Delayed Medication Administration Resulting in Resident Distress
Penalty
Summary
The facility failed to provide pharmaceutical services to meet the needs of a resident by not administering prescribed medications, including Keppra (anticonvulsant), Buprenorphine (for pain), and Buspirone (for depression and anxiety), until five hours after the scheduled administration time. The resident, a cognitively intact female with diagnoses of cerebral palsy, major depressive disorder, post-traumatic stress disorder, chronic pain, and generalized anxiety disorder, was scheduled to receive her morning medications at 8:00 AM, but they were not administered until after 12:55 PM. Record review showed that the resident’s medication administration records (MAR) reflected significant delays in the administration of all three medications.
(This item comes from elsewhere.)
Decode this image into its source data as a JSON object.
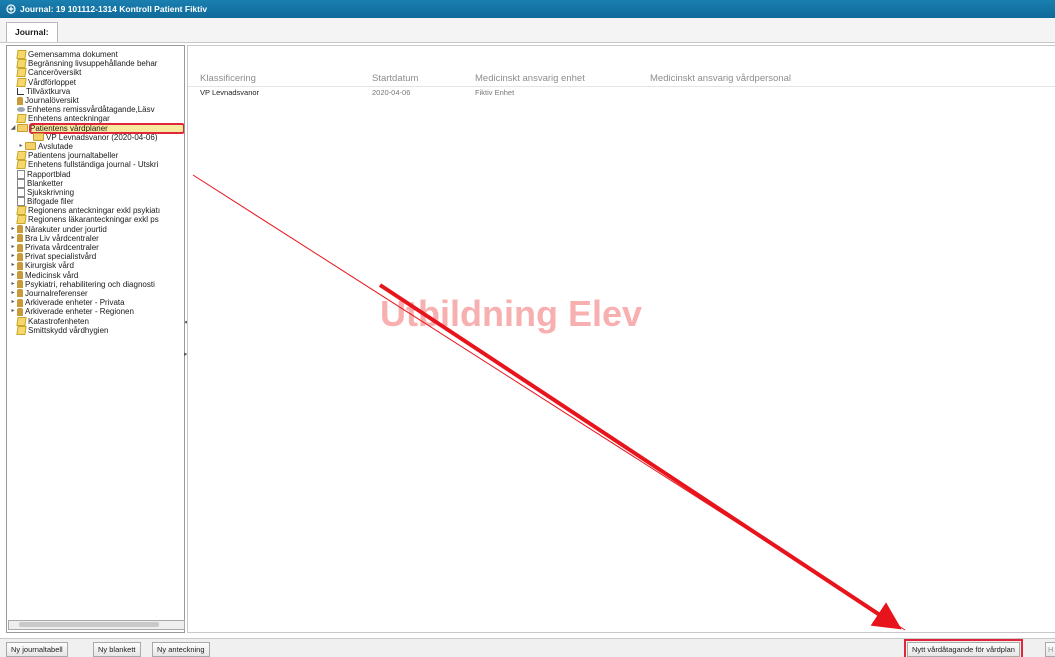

Interviews with the resident revealed that late medication administration was a frequent occurrence, causing her increased pain, anxiety, and uncontrollable leg spasms. She reported being unable to function or get out of bed and described the experience as extremely uncomfortable and distressing. Staff interviews indicated that the ADON, who was new to the facility and being trained by the DON, was responsible for the late administration on the day in question. The ADON attributed the delay to the training process and the time spent explaining medications to residents. The facility’s policy required medications to be administered within 60 minutes of the scheduled time, but this was not followed. Both nurse practitioners interviewed confirmed that such a delay could result in increased pain and anxiety for the resident, especially given her medical conditions.